The Commission is also seeking comment on whether several services should be eligible for discounts. These include:
- Text messaging – The FCC asks if the ability to send or receive short messages to using mobile phones should be eligible for E-rate discounts.
- Firewall – Basic firewalls are currently eligible. The FCC is seeking comment on if the definition of a firewall should be revised, and if advanced firewall services such as intrusion prevention , network access control, firewall traversal, and deep packet inspection should be considered eligible.
- Anti-virus/Anti-spam Software – The FCC is seeking comments on if these types of software should be eligible for E-rate discounts. Currently, only network operating system and e-mail server software are eligible for discounts.

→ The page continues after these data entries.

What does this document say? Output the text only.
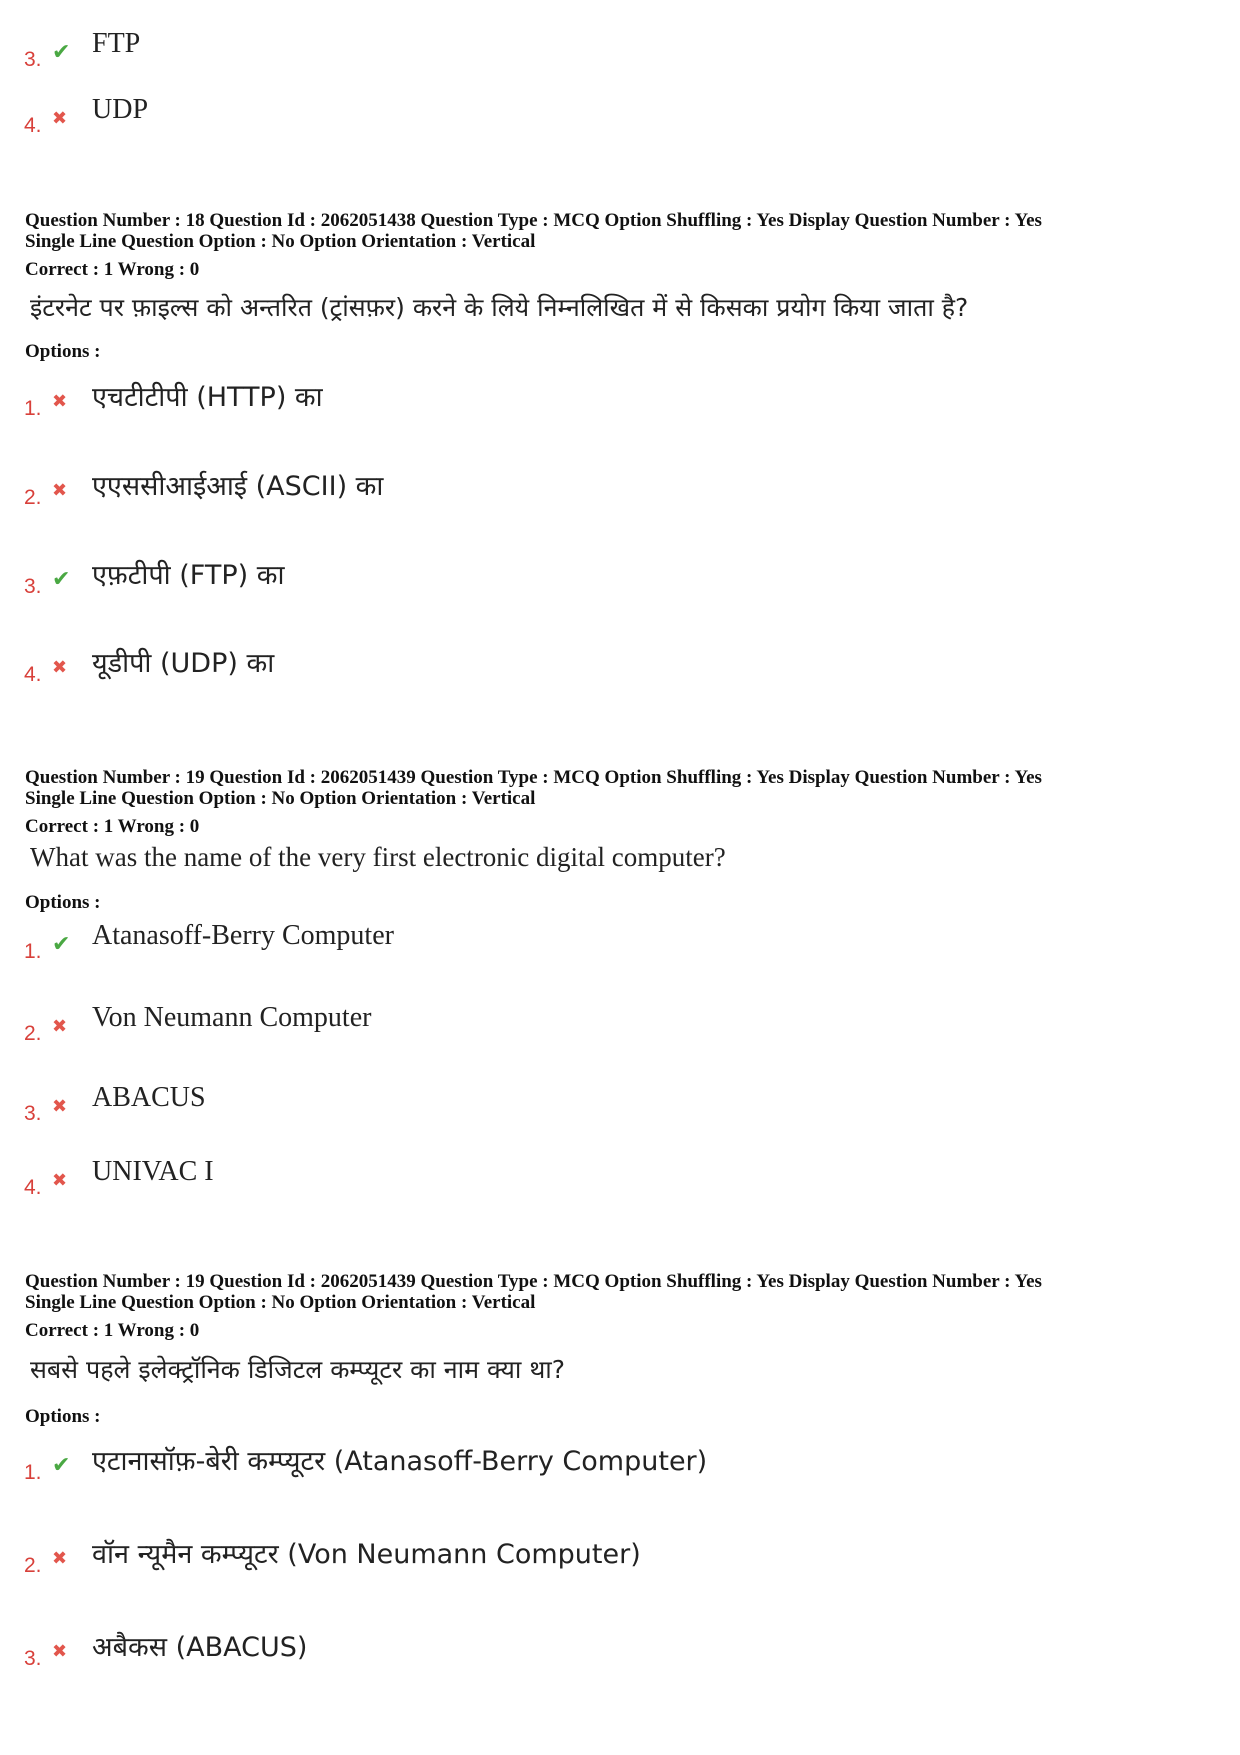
3. ✔ FTP
4. ✖ UDP
Question Number : 18 Question Id : 2062051438 Question Type : MCQ Option Shuffling : Yes Display Question Number : Yes
Single Line Question Option : No Option Orientation : Vertical
Correct : 1 Wrong : 0
इंटरनेट पर फ़ाइल्स को अन्तरित (ट्रांसफ़र) करने के लिये निम्नलिखित में से किसका प्रयोग किया जाता है?
Options :
1. ✖ एचटीटीपी (HTTP) का
2. ✖ एएससीआईआई (ASCII) का
3. ✔ एफ़टीपी (FTP) का
4. ✖ यूडीपी (UDP) का
Question Number : 19 Question Id : 2062051439 Question Type : MCQ Option Shuffling : Yes Display Question Number : Yes
Single Line Question Option : No Option Orientation : Vertical
Correct : 1 Wrong : 0
What was the name of the very first electronic digital computer?
Options :
1. ✔ Atanasoff-Berry Computer
2. ✖ Von Neumann Computer
3. ✖ ABACUS
4. ✖ UNIVAC I
Question Number : 19 Question Id : 2062051439 Question Type : MCQ Option Shuffling : Yes Display Question Number : Yes
Single Line Question Option : No Option Orientation : Vertical
Correct : 1 Wrong : 0
सबसे पहले इलेक्ट्रॉनिक डिजिटल कम्प्यूटर का नाम क्या था?
Options :
1. ✔ एटानासॉफ़-बेरी कम्प्यूटर (Atanasoff-Berry Computer)
2. ✖ वॉन न्यूमैन कम्प्यूटर (Von Neumann Computer)
3. ✖ अबैकस (ABACUS)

- Scheduling services – Scheduling services and software allow “…schools and libraries [to] more efficiently to use video teleconferencing for distance learning by controlling the video linkage between the classrooms and the originating video feed…”. The FCC asks whether these should be eligible for discounts.
- Telephone broadcast messaging – The FCC asks for comments about the potential eligibility of telephone broadcast messaging which “… allows pre-recorded messages to be sent over phone lines to individuals concerning school delays or closures, reported absences, upcoming activities and events, and emergencies.”
The FCC indicates that it may implement some changes resulting from this NPRM as soon as the 2009 Funding Year. This means that the FCC will have to act with relative speed to review and consider comments and reply comments and incorporate them into the final order that would be released prior to the kick off of the FY 2009 Form 471 filing window.